Officially available online and on bookshelves October 19, Tattoo Monologues: Indelible Marks on the Body and Soul, from She Writes Press, is the product of Torrisi’s journey to understand more about the healing narrative powers of tattoos for women who have experienced trauma.
One woman featured in the book reclaimed a traumatic childhood memory of being molested by tattooing an image symbolizing the name of her abuser on her arm. Another inked a paw print of her chihuahua, Elf, a rescue dog who she tells Torrisi “rescued her” in the aftermath of surviving a horrific attack from another dog at the animal shelter where she worked.
“I learned that it’s very very common for women to have a tattoo that represents something very very difficult that they have overcome. I learned more about how a tattoo played a part in overcoming a trauma,” Torrisi says.
Torrisi says that some of the women featured in the book were her patients; some, like Echols, were her coworkers. And many are women that Torrisi came across in her day-to-day life—at the gym, at clothing shops, in transit—and whom she asked about the stories of their tattoos.
“It was really easy. There’s many more women I would have loved to have in the book,” Torrisi says, acknowledging that at a certain point she had to stop collecting those stories and focus on finishing the writing and editing process. She also wanted to be sure to produce a final book that the women who were featured in it could be proud of.

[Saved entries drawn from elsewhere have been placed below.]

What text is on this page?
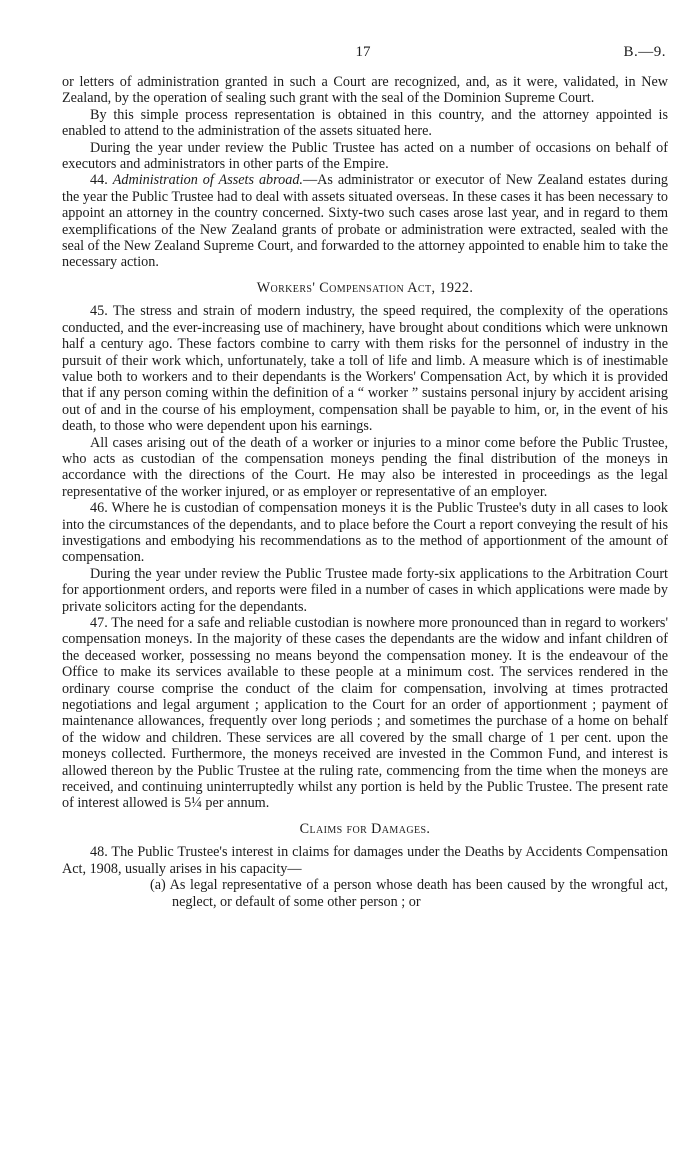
17	B.—9.

or letters of administration granted in such a Court are recognized, and, as it were, validated, in New Zealand, by the operation of sealing such grant with the seal of the Dominion Supreme Court.

By this simple process representation is obtained in this country, and the attorney appointed is enabled to attend to the administration of the assets situated here.

During the year under review the Public Trustee has acted on a number of occasions on behalf of executors and administrators in other parts of the Empire.

44. Administration of Assets abroad.—As administrator or executor of New Zealand estates during the year the Public Trustee had to deal with assets situated overseas. In these cases it has been necessary to appoint an attorney in the country concerned. Sixty-two such cases arose last year, and in regard to them exemplifications of the New Zealand grants of probate or administration were extracted, sealed with the seal of the New Zealand Supreme Court, and forwarded to the attorney appointed to enable him to take the necessary action.

Workers' Compensation Act, 1922.

45. The stress and strain of modern industry, the speed required, the complexity of the operations conducted, and the ever-increasing use of machinery, have brought about conditions which were unknown half a century ago. These factors combine to carry with them risks for the personnel of industry in the pursuit of their work which, unfortunately, take a toll of life and limb. A measure which is of inestimable value both to workers and to their dependants is the Workers' Compensation Act, by which it is provided that if any person coming within the definition of a “ worker ” sustains personal injury by accident arising out of and in the course of his employment, compensation shall be payable to him, or, in the event of his death, to those who were dependent upon his earnings.

All cases arising out of the death of a worker or injuries to a minor come before the Public Trustee, who acts as custodian of the compensation moneys pending the final distribution of the moneys in accordance with the directions of the Court. He may also be interested in proceedings as the legal representative of the worker injured, or as employer or representative of an employer.

46. Where he is custodian of compensation moneys it is the Public Trustee's duty in all cases to look into the circumstances of the dependants, and to place before the Court a report conveying the result of his investigations and embodying his recommendations as to the method of apportionment of the amount of compensation.

During the year under review the Public Trustee made forty-six applications to the Arbitration Court for apportionment orders, and reports were filed in a number of cases in which applications were made by private solicitors acting for the dependants.

47. The need for a safe and reliable custodian is nowhere more pronounced than in regard to workers' compensation moneys. In the majority of these cases the dependants are the widow and infant children of the deceased worker, possessing no means beyond the compensation money. It is the endeavour of the Office to make its services available to these people at a minimum cost. The services rendered in the ordinary course comprise the conduct of the claim for compensation, involving at times protracted negotiations and legal argument ; application to the Court for an order of apportionment ; payment of maintenance allowances, frequently over long periods ; and sometimes the purchase of a home on behalf of the widow and children. These services are all covered by the small charge of 1 per cent. upon the moneys collected. Furthermore, the moneys received are invested in the Common Fund, and interest is allowed thereon by the Public Trustee at the ruling rate, commencing from the time when the moneys are received, and continuing uninterruptedly whilst any portion is held by the Public Trustee. The present rate of interest allowed is 5¼ per annum.

Claims for Damages.

48. The Public Trustee's interest in claims for damages under the Deaths by Accidents Compensation Act, 1908, usually arises in his capacity—

(a) As legal representative of a person whose death has been caused by the wrongful act, neglect, or default of some other person ; or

“These women were waiting to see something happen, and I just felt like it was fair to them that I needed to have their story out there,” Torrisi says.
Echols and the other women featured in the book will gather at Torrisi’s house at the end of October to receive their copies of the book, and share their stories directly with one another.

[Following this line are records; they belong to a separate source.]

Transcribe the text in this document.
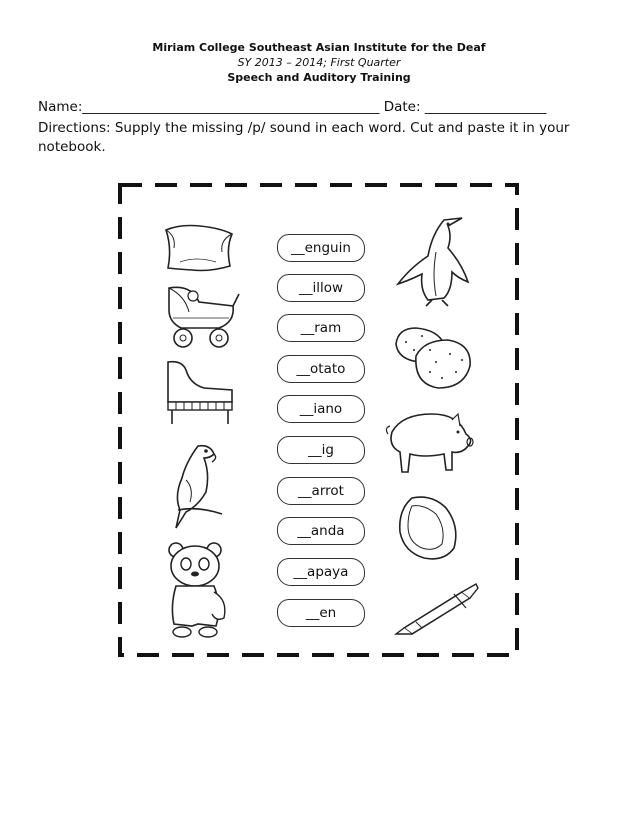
Miriam College Southeast Asian Institute for the Deaf
SY 2013 – 2014; First Quarter
Speech and Auditory Training
Name:____________________________________________ Date: __________________
Directions: Supply the missing /p/ sound in each word. Cut and paste it in your notebook.
__enguin
__illow
__ram
__otato
__iano
__ig
__arrot
__anda
__apaya
__en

“Trauma is not exclusive to the 29 women in my book,” Torrisi says. “Not everyone has the experience that Manya had that was profound, and the unthinkable, but none of us escape suffering in life.”
She hopes readers connect with the resilience of the women featured in the book, and the roles that those tattoos played in their healing and recovery, through, as Torrisi found, “the feeling of the physical presence, the telling of the story, and taking back power.”
As for Torrisi, a few years after first discovering her son’s tattoo, she found herself side by side with him at a tattoo parlor, getting her own ink: an image of the heroic Tinkerbell from Peter Pan, who is prepared to give up her life and drink poison to save Peter. For Torrisi, it’s a symbol of the power and importance of friendship and loyalty—a story of all we can do for one another.
Tattoo Monologues is available for purchase on bookshop.org, and at local bookstores including: Big Blue Marble Bookstore in Mt. Airy; Philly AIDS Thrift at Giovanni’s Room in Center City; and Head House Books in Queen Village.